Two kinds of clients

In my travels as a copywriter, I’ve found there are basically two kinds of clients:

1. The first kind gives you no information to do the job, but expects you to not only “get it” immediately, but produce a work of strategic brilliance by the end of the day.

2. The second kind gives you so much information it’s like trying to find the proverbial golden needle in the haystack. You spend hours trying to sift through it all to figure out what the assignment is and the best selling strategy for it.

Both types of clients are difficult to work with. The first requires a CIA-style of interrogation to extract pertinent information. The second requires constant deflation of hot air to bring them back down to Earth, and the task at hand.

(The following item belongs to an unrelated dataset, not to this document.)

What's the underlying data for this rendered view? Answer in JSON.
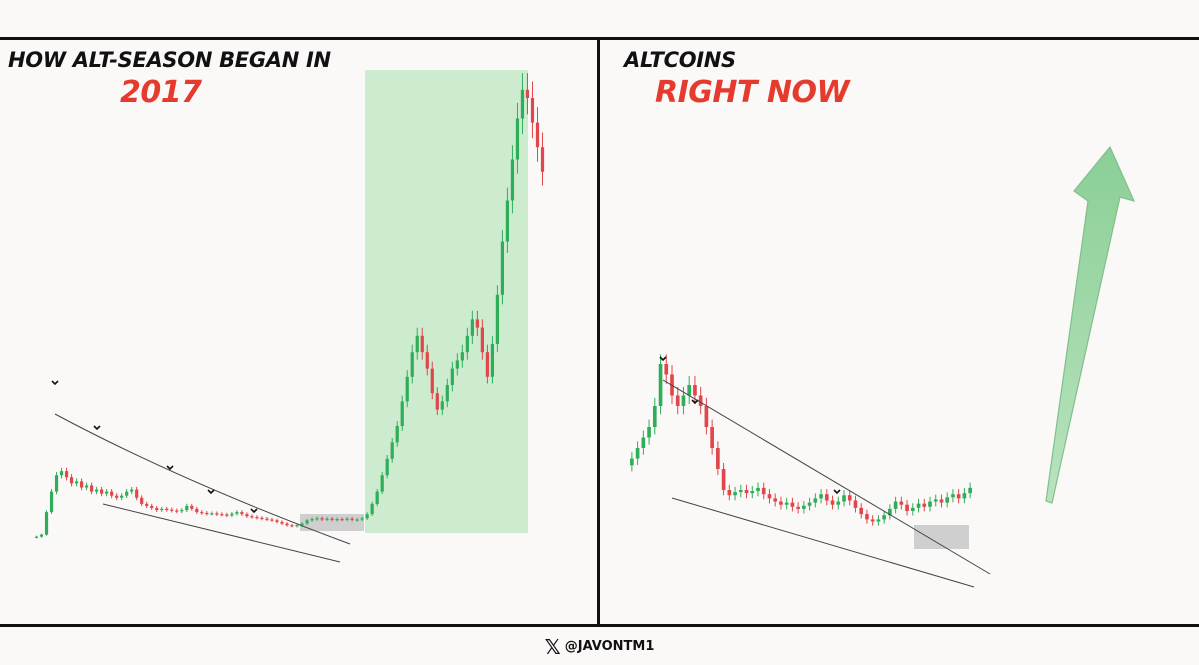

Of the two, I prefer the first since I can ask lots of questions, lots of different ways, to get the answers I need. The second one is tougher because it’s like herding cats. I personally like to handle the discovery process at my own speed. When someone vomits out a lot of information and says, “Well, what do you think you can do with this?” my first thought is to turn heel and run, so I don’t catch the sickness too.


Mar 17 2009

Pay me what I’m worth!

Why does every job seem to be a fight to establish the value of copy? I have more and more people telling me what they’re going to pay me these days vs. letting me estimate the job. And please, no more unlimited revisions included in the fee. I’ll give you one round of revisions. Any more than that and the client is changing direction. Which warrants an entirely new estimate. Or how about those “quick turns” that turn into “slow pays?” I have to get it to them fast, but they don’t feel the same sense of urgency in cutting the check. Anybody else facing this (besides Gary Jensen, who is the GOD of copywriting boundaries)?!!!